2012-07-10 03:33:37 MSK 13071 @ from [vxid: txid:0] [] LOG: database
system was interrupted while in recovery at log time 2012-07-10 02:17:21
MSK
2012-07-10 03:33:37 MSK 13071 @ from [vxid: txid:0] [] HINT: If this has
occurred more than once some data might be corrupted and you might need to
choose an earlier recovery target.
2012-07-10 03:33:37 MSK 13071 @ from [vxid: txid:0] [] LOG: entering
standby mode
2012-07-10 03:33:37 MSK 13071 @ from [vxid:1/0 txid:0] [] LOG: redo starts
at 127C/51EF6798
2012-07-10 03:34:15 MSK 13071 @ from [vxid:1/0 txid:0] [] PANIC: GIN
metapage disappeared
2012-07-10 03:34:15 MSK 13071 @ from [vxid:1/0 txid:0] [] CONTEXT: xlog
redo Update metapage, node: 1663/62450/27663577 blkno: 2164
2012-07-10 03:34:15 MSK 13065 @ from [vxid: txid:0] [] LOG: startup
process (PID 13071) was terminated by signal 6: Aborted
2012-07-10 03:34:15 MSK 13065 @ from [vxid: txid:0] [] LOG: terminating
any other active server processes

and so on.

I almost sure there are no disk corruption or such errors.

Now some additional information from the master server:
1)1663/62450/27663577 - corresponding to the pg_default tablespace and
wsfilm database.
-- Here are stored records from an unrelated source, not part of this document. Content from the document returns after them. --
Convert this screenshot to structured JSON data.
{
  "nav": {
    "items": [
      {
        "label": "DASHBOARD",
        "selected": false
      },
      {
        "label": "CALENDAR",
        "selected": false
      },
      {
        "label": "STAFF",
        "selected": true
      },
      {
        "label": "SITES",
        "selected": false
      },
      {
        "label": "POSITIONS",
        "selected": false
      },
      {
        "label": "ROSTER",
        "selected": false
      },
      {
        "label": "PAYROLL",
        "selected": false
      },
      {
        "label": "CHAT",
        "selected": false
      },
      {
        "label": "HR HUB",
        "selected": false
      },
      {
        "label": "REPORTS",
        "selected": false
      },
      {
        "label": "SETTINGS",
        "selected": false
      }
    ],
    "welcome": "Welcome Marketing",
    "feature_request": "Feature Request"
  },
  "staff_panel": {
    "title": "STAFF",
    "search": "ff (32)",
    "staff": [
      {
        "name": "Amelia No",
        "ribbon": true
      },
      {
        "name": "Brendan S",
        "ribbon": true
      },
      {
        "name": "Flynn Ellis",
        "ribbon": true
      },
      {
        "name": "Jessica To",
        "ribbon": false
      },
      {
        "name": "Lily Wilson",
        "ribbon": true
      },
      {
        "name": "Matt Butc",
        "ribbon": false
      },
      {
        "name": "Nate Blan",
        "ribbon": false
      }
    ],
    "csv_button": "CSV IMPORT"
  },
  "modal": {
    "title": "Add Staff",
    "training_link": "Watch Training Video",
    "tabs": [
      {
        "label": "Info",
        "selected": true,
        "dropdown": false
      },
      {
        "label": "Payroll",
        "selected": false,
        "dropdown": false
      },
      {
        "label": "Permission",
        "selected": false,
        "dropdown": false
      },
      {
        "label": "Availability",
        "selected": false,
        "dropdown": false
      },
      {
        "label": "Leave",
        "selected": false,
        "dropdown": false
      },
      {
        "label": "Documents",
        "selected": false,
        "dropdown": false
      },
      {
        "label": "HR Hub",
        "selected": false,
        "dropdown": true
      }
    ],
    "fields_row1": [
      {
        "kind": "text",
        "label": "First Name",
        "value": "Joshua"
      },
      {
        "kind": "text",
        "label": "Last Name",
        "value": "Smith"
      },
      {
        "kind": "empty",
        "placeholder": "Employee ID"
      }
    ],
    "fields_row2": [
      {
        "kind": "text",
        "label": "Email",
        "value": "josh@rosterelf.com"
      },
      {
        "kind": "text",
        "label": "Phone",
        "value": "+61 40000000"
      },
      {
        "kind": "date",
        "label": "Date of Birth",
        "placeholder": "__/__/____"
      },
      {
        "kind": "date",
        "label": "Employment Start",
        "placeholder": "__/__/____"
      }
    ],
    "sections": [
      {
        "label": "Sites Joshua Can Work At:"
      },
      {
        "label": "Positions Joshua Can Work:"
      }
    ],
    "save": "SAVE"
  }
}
However, no entries with relfilenode=27663577 were found in
pg_class.
In the same time:
ls -la ./9.0/main/base/62450/27663577
-rw------- 1 postgres postgres 0 Июл 10 02:29
./9.0/main/base/62450/27663577

In wsfilm db only one GIN index exists:
wsfilm=# SELECT * from pg_indexes where indexdef like '%gin%';
-[ RECORD 1 ]---------------------------------------------------
schemaname | public
tablename | movie
indexname | movie_fti_idx
tablespace |
indexdef | CREATE INDEX movie_fti_idx ON movie USING gin (fti)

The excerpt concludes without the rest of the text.